• çocukken ajandalar geçer elinize, ya babanıza ya da annenize gelmiştir bir yerlerden, onlar da bir işlerine yaramayacağından size verirler bu çok gelişmiş defteri.

    bir ajandanın çocuk psikolojisi üzerinde yaratacağı etkiler pek tabi ki -hiçbir zaman yazılmayacak- başka bir yazının konusu. ben size geçenlerde kitaplığımın derinliklerinde bulduğum bir ajandadan bahsetmek istiyorum.
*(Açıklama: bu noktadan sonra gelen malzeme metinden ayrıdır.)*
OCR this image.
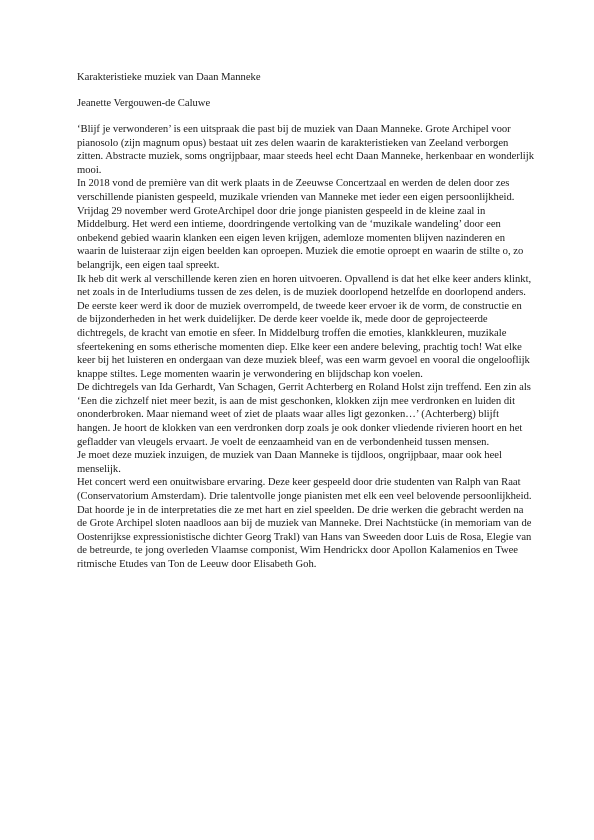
Karakteristieke muziek van Daan Manneke

Jeanette Vergouwen-de Caluwe

‘Blijf je verwonderen’ is een uitspraak die past bij de muziek van Daan Manneke. Grote Archipel voor pianosolo (zijn magnum opus) bestaat uit zes delen waarin de karakteristieken van Zeeland verborgen zitten. Abstracte muziek, soms ongrijpbaar, maar steeds heel echt Daan Manneke, herkenbaar en wonderlijk mooi.

In 2018 vond de première van dit werk plaats in de Zeeuwse Concertzaal en werden de delen door zes verschillende pianisten gespeeld, muzikale vrienden van Manneke met ieder een eigen persoonlijkheid.

Vrijdag 29 november werd GroteArchipel door drie jonge pianisten gespeeld in de kleine zaal in Middelburg. Het werd een intieme, doordringende vertolking van de ‘muzikale wandeling’ door een onbekend gebied waarin klanken een eigen leven krijgen, ademloze momenten blijven nazinderen en waarin de luisteraar zijn eigen beelden kan oproepen. Muziek die emotie oproept en waarin de stilte o, zo belangrijk, een eigen taal spreekt.

Ik heb dit werk al verschillende keren zien en horen uitvoeren. Opvallend is dat het elke keer anders klinkt, net zoals in de Interludiums tussen de zes delen, is de muziek doorlopend hetzelfde en doorlopend anders.

De eerste keer werd ik door de muziek overrompeld, de tweede keer ervoer ik de vorm, de constructie en de bijzonderheden in het werk duidelijker. De derde keer voelde ik, mede door de geprojecteerde dichtregels, de kracht van emotie en sfeer. In Middelburg troffen die emoties, klankkleuren, muzikale sfeertekening en soms etherische momenten diep. Elke keer een andere beleving, prachtig toch! Wat elke keer bij het luisteren en ondergaan van deze muziek bleef, was een warm gevoel en vooral die ongelooflijk knappe stiltes. Lege momenten waarin je verwondering en blijdschap kon voelen.

De dichtregels van Ida Gerhardt, Van Schagen, Gerrit Achterberg en Roland Holst zijn treffend. Een zin als ‘Een die zichzelf niet meer bezit, is aan de mist geschonken, klokken zijn mee verdronken en luiden dit ononderbroken. Maar niemand weet of ziet de plaats waar alles ligt gezonken…’ (Achterberg) blijft hangen. Je hoort de klokken van een verdronken dorp zoals je ook donker vliedende rivieren hoort en het gefladder van vleugels ervaart. Je voelt de eenzaamheid van en de verbondenheid tussen mensen.

Je moet deze muziek inzuigen, de muziek van Daan Manneke is tijdloos, ongrijpbaar, maar ook heel menselijk.

Het concert werd een onuitwisbare ervaring. Deze keer gespeeld door drie studenten van Ralph van Raat (Conservatorium Amsterdam). Drie talentvolle jonge pianisten met elk een veel belovende persoonlijkheid. Dat hoorde je in de interpretaties die ze met hart en ziel speelden. De drie werken die gebracht werden na de Grote Archipel sloten naadloos aan bij de muziek van Manneke. Drei Nachtstücke (in memoriam van de Oostenrijkse expressionistische dichter Georg Trakl) van Hans van Sweeden door Luis de Rosa, Elegie van de betreurde, te jong overleden Vlaamse componist, Wim Hendrickx door Apollon Kalamenios en Twee ritmische Etudes van Ton de Leeuw door Elisabeth Goh.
    sene 1993, yaş 11. mega boya sanayii ve ticaret aş nin bastırdığı ajanda elime geçmiş. öncelikle belirtmek isterim ki bu ajanda o günden sonra girdiği bu odadan hiç çıkmadı. ama yaşımın getirdiği abuk bir ciddiyetle yazmışım adımı soyadımı ve hatta adresimi belirtilen yerlere. sanırsın tüsiad toplantısından bekliyorlar.
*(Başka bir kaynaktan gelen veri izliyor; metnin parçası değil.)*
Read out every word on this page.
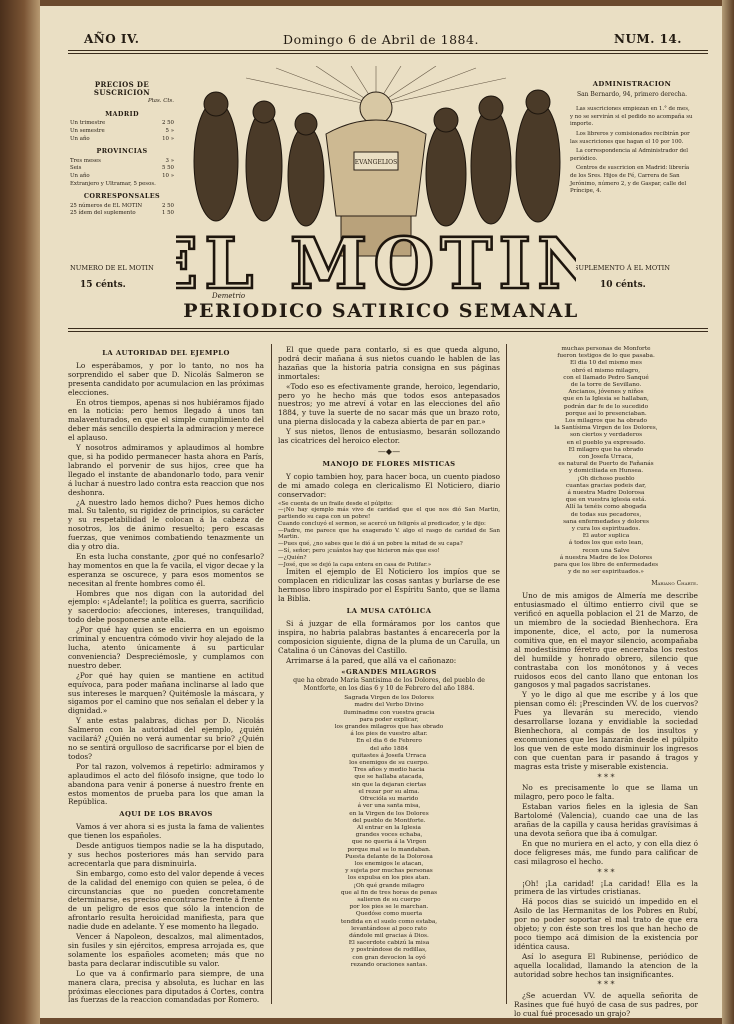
AÑO IV.	Domingo 6 de Abril de 1884.	NUM. 14.
PRECIOS DE SUSCRICION
Ptas. Cts.
MADRID
Un trimestre	2 50
Un semestre	5 »
Un año	10 »
PROVINCIAS
Tres meses	3 »
Seis	5 50
Un año	10 »
Extranjero y Ultramar, 5 pesos.
CORRESPONSALES
25 números de EL MOTIN	2 50
25 ídem del suplemento	1 50
NUMERO DE EL MOTIN
15 cénts.
ADMINISTRACION
San Bernardo, 94, primero derecha.
Las suscriciones empiezan en 1.° de mes, y no se servirán si el pedido no acompaña su importe.
Los libreros y comisionados recibirán por las suscriciones que hagan el 10 por 100.
La correspondencia al Administrador del periódico.
Centros de suscricion en Madrid: librería de los Sres. Hijos de Fé, Carrera de San Jerónimo, número 2, y de Gaspar, calle del Príncipe, 4.
SUPLEMENTO Á EL MOTIN
10 cénts.
EVANGELIOS
L MOTIN
Demetrio
PERIODICO SATIRICO SEMANAL
LA AUTORIDAD DEL EJEMPLO

Lo esperábamos, y por lo tanto, no nos ha sorprendido el saber que D. Nicolás Salmeron se presenta candidato por acumulacion en las próximas elecciones.

En otros tiempos, apenas si nos hubiéramos fijado en la noticia: pero hemos llegado á unos tan malaventurados, en que el simple cumplimiento del deber más sencillo despierta la admiracion y merece el aplauso.

Y nosotros admiramos y aplaudimos al hombre que, si ha podido permanecer hasta ahora en París, labrando el porvenir de sus hijos, cree que ha llegado el instante de abandonarlo todo, para venir á luchar á nuestro lado contra esta reaccion que nos deshonra.

¿A nuestro lado hemos dicho? Pues hemos dicho mal. Su talento, su rigidez de principios, su carácter y su respetabilidad le colocan á la cabeza de nosotros, los de ánimo resuelto; pero escasas fuerzas, que venimos combatiendo tenazmente un dia y otro dia.

En esta lucha constante, ¿por qué no confesarlo? hay momentos en que la fe vacila, el vigor decae y la esperanza se oscurece, y para esos momentos se necesitan al frente hombres como él.

Hombres que nos digan con la autoridad del ejemplo: «¡Adelante!; la política es guerra, sacrificio y sacerdocio: afecciones, intereses, tranquilidad, todo debe posponerse ante ella.

¿Por qué hay quien se encierra en un egoismo criminal y encuentra cómodo vivir hoy alejado de la lucha, atento únicamente á su particular conveniencia? Despreciémosle, y cumplamos con nuestro deber.

¿Por qué hay quien se mantiene en actitud equívoca, para poder mañana inclinarse al lado que sus intereses le marquen? Quitémosle la máscara, y sigamos por el camino que nos señalan el deber y la dignidad.»

Y ante estas palabras, dichas por D. Nicolás Salmeron con la autoridad del ejemplo, ¿quién vacilará? ¿Quién no verá aumentar su brio? ¿Quién no se sentirá orgulloso de sacrificarse por el bien de todos?

Por tal razon, volvemos á repetirlo: admiramos y aplaudimos el acto del filósofo insigne, que todo lo abandona para venir á ponerse á nuestro frente en estos momentos de prueba para los que aman la República.

AQUI DE LOS BRAVOS

Vamos á ver ahora si es justa la fama de valientes que tienen los españoles.

Desde antiguos tiempos nadie se la ha disputado, y sus hechos posteriores más han servido para acrecentarla que para disminuirla.

Sin embargo, como esto del valor depende á veces de la calidad del enemigo con quien se pelea, ó de circunstancias que no pueden concretamente determinarse, es preciso encontrarse frente á frente de un peligro de esos que sólo la intencion de afrontarlo resulta heroicidad manifiesta, para que nadie dude en adelante. Y ese momento ha llegado.

Vencer á Napoleon, descalzos, mal alimentados, sin fusiles y sin ejércitos, empresa arrojada es, que solamente los españoles acometen; más que no basta para declarar indiscutible su valor.

Lo que va á confirmarlo para siempre, de una manera clara, precisa y absoluta, es luchar en las próximas elecciones para diputados á Cortes, contra las fuerzas de la reaccion comandadas por Romero.

El que quede para contarlo, si es que queda alguno, podrá decir mañana á sus nietos cuando le hablen de las hazañas que la historia patria consigna en sus páginas inmortales:

«Todo eso es efectivamente grande, heroico, legendario, pero yo he hecho más que todos esos antepasados nuestros; yo me atreví á votar en las elecciones del año 1884, y tuve la suerte de no sacar más que un brazo roto, una pierna dislocada y la cabeza abierta de par en par.»

Y sus nietos, llenos de entusiasmo, besarán sollozando las cicatrices del heroico elector.

—◆—
MANOJO DE FLORES MÍSTICAS

Y copio tambien hoy, para hacer boca, un cuento piadoso de mi amado colega en clericalismo El Noticiero, diario conservador:

«Se cuenta de un fraile desde el púlpito:
—¡No hay ejemplo más vivo de caridad que el que nos dió San Martin, partiendo su capa con un pobre!
Cuando concluyó el sermon, se acercó un feligrés al predicador, y le dijo:
—Padre, me parece que ha exagerado V. algo el rasgo de caridad de San Martin.
—Pues qué, ¿no sabes que le dió á un pobre la mitad de su capa?
—Sí, señor; pero ¡cuántos hay que hicieron más que eso!
—¿Quién?
—José, que se dejó la capa entera en casa de Putifar.»

Imiten el ejemplo de El Noticiero los impíos que se complacen en ridiculizar las cosas santas y burlarse de ese hermoso libro inspirado por el Espíritu Santo, que se llama la Biblia.

LA MUSA CATÓLICA

Si á juzgar de ella formáramos por los cantos que inspira, no habria palabras bastantes á encarecerla por la composicion siguiente, digna de la pluma de un Carulla, un Catalina ó un Cánovas del Castillo.

Arrimarse á la pared, que allá va el cañonazo:

«GRANDES MILAGROS
que ha obrado María Santísima de los Dolores, del pueblo de Montforte, en los dias 6 y 10 de Febrero del año 1884.
Sagrada Virgen de los Dolores
madre del Verbo Divino
iluminadme con vuestra gracia
para poder explicar,
los grandes milagros que has obrado
á los pies de vuestro altar.
En el dia 6 de Febrero
del año 1884
quitastes á Josefa Urraca
los enemigos de su cuerpo.
Tres años y medio hacia
que se hallaba atacada,
sin que la dejaran ciertas
el rezar por su alma.
Ofrecióla su marido
á ver una santa misa,
en la Virgen de los Dolores
del pueblo de Montforte.
Al entrar en la Iglesia
grandes voces echaba,
que no queria á la Virgen
porque mal se lo mandaban.
Puesta delante de la Dolorosa
los enemigos le atacan,
y sujeta por muchas personas
los expulsa en los pies atan.
¡Oh qué grande milagro
que al fin de tres horas de penas
salieron de su cuerpo
por los pies se le marchan.
Quedóse como muerta
tendida en el suelo como estaba,
levantándose al poco rato
dándole mil gracias á Dios.
El sacerdote cabizú la misa
y postrándose de rodillas,
con gran devocion la oyó
rezando oraciones santas.
muchas personas de Monforte
fueron testigos de lo que pasaba.
El dia 10 del mismo mes
obró el mismo milagro,
con el llamado Pedro Sanqué
de la torre de Sevillano.
Ancianos, jóvenes y niños
que en la Iglesia se hallaban,
podrán dar fe de lo sucedido
porque así lo presenciaban.
Los milagros que ha obrado
la Santísima Virgen de los Dolores,
son ciertos y verdaderos
en el pueblo ya expresado.
El milagro que ha obrado
con Josefa Urraca,
es natural de Puerto de Fañanás
y domiciliada en Hunsea.
¡Oh dichoso pueblo
cuantas gracias podeis dar,
á nuestra Madre Dolorosa
que en vuestra iglesia está.
Allí la tenéis como abogada
de todas sus pecadores,
sana enfermedades y dolores
y cura los espirituados.
El autor suplica
á todos los que esto lean,
recen una Salve
á nuestra Madre de los Dolores
para que los libre de enfermedades
y de no ser espirituados.»
Mariano Charte.

Uno de mis amigos de Almería me describe entusiasmado el último entierro civil que se verificó en aquella poblacion el 21 de Marzo, de un miembro de la sociedad Bienhechora. Era imponente, dice, el acto, por la numerosa comitiva que, en el mayor silencio, acompañaba al modestísimo féretro que encerraba los restos del humilde y honrado obrero, silencio que contrastaba con los monótonos y á veces ruidosos ecos del canto llano que entonan los gangosos y mal pagados sacristanes.

Y yo le digo al que me escribe y á los que piensan como él: ¡Prescinden VV. de los cuervos? Pues ya llevarán su merecido, viendo desarrollarse lozana y envidiable la sociedad Bienhechora, al compás de los insultos y excomuniones que les lanzarán desde el púlpito los que ven de este modo disminuir los ingresos con que cuentan para ir pasando á tragos y magras esta triste y miserable existencia.

* * *

No es precisamente lo que se llama un milagro, pero poco le falta.

Estaban varios fieles en la iglesia de San Bartolomé (Valencia), cuando cae una de las arañas de la capilla y causa heridas gravísimas á una devota señora que iba á comulgar.

En que no muriera en el acto, y con ella diez ó doce feligreses más, me fundo para calificar de casi milagroso el hecho.

* * *

¡Oh! ¡La caridad! ¡La caridad! Ella es la primera de las virtudes cristianas.

Há pocos dias se suicidó un impedido en el Asilo de las Hermanitas de los Pobres en Rubí, por no poder soportar el mal trato de que era objeto; y con éste son tres los que han hecho de poco tiempo acá dimision de la existencia por idéntica causa.

Así lo asegura El Rubinense, periódico de aquella localidad, llamando la atencion de la autoridad sobre hechos tan insignificantes.

* * *

¿Se acuerdan VV. de aquella señorita de Rasines que fué huyó de casa de sus padres, por lo cual fué procesado un grajo?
    bu kadarı çok masumca, asıl kepazeliklere geleceğim.

    ajandanın sayfalarını gönül rahatlığıyla çeviriyorum, zira bir iki yıl evvel gene bulmuştum bu defterimsiyi ve bütün utanç verici sayfaları yırtmıştım, hatırlıyorum. kendime güvenim eyfel kıvamında.

    o güzel saniyeler uzun sürmüyor ve rehavetim suratımda bir kırbaç gibi şaklıyor.

    23 nisan sayfasına bakıyorum.

    sayfanın en alt satırında kargacık burgacık bir yazıyla şu yazıyor:

    "çocuk bayramı"

    yazı benim yazım. başımdan aşağı boşalan kaynar suları silkelemeye vakit kalmıyor, ellerim sayfaları hızlı hızlı çeviriyor, 19 mayısı bulmakta zorluk çekmiyorum.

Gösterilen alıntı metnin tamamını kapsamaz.